2-Savaş söylentilerinin başlamasıyla birlikte büyük
devletlerin elinde bulunan nükleer silahların ve bunlarla ilgili depo ve
malzemelerin ortaya çıkarılarak kullanılmaya çalışılması, her açıdan büyük bir
tehlike ile bütün dünyayı ve insanlığı yok etmeye doğru, yeni bir çekişme ve
çatışma süreçleri ile karşı karşıya getirmektedir. Var olan Birleşmiş Milletler
düzeni bugün için böylesine bir tehlikeyi önleyebilecek konuma gelmemiştir. Acilen
Birleşmiş Milletler çatısı altında nükleer silahların kontrol altına alınması,
en öncelikli mesele olarak, uluslararası hukuk düzeni içinde ve her devletin
kabul edeceği biçimde karar altına alınmalıdır. Yer küre üzerinde nükleer bir
tehdit oluşturabilecek bütün girişimlerin öncelikle önlenebilmesi için, Başta
Birleşmiş Milletler ve bu örgüte bağlı diğer beynelmilel örgütlerin bu alandaki
tüm girişimlerinin önü kesilmeli ve dünya barışı için, acilen güvenlikli bir
biçimde yeni ve güçlü bir hukuk düzeni oluşturulmalıdır.

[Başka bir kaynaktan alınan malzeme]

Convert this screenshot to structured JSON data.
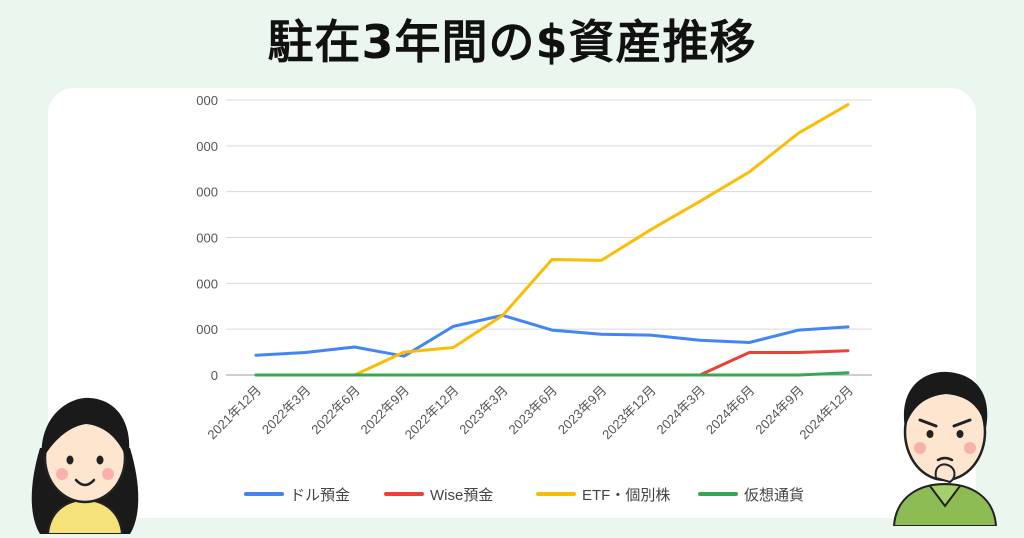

3- Bir Üçüncü dünya savaşı oluşumunu önleyemeyen Birleşmiş
Milletlerin küresel bir örgüt reformu girişimi ile yeniden kurulması ve daha
etkili bir çalışma düzenine sahip kılınması acilen sağlanmalıdır. Bu doğrultuda
Birleşmiş Milletler genel kurulu, Güvenlik konseyi ve Adalet divanı günümüz
koşullarında daha kesin kurallar aracılığı ile yeniden ele alınmalı ve giderek
büyüyen gereksinmeler dikkate alınarak, ortaya Nükleer savaşları hemen
önleyebilecek derecede çok güçlü bir Birleşmiş Milletler reformu yapılmalıdır.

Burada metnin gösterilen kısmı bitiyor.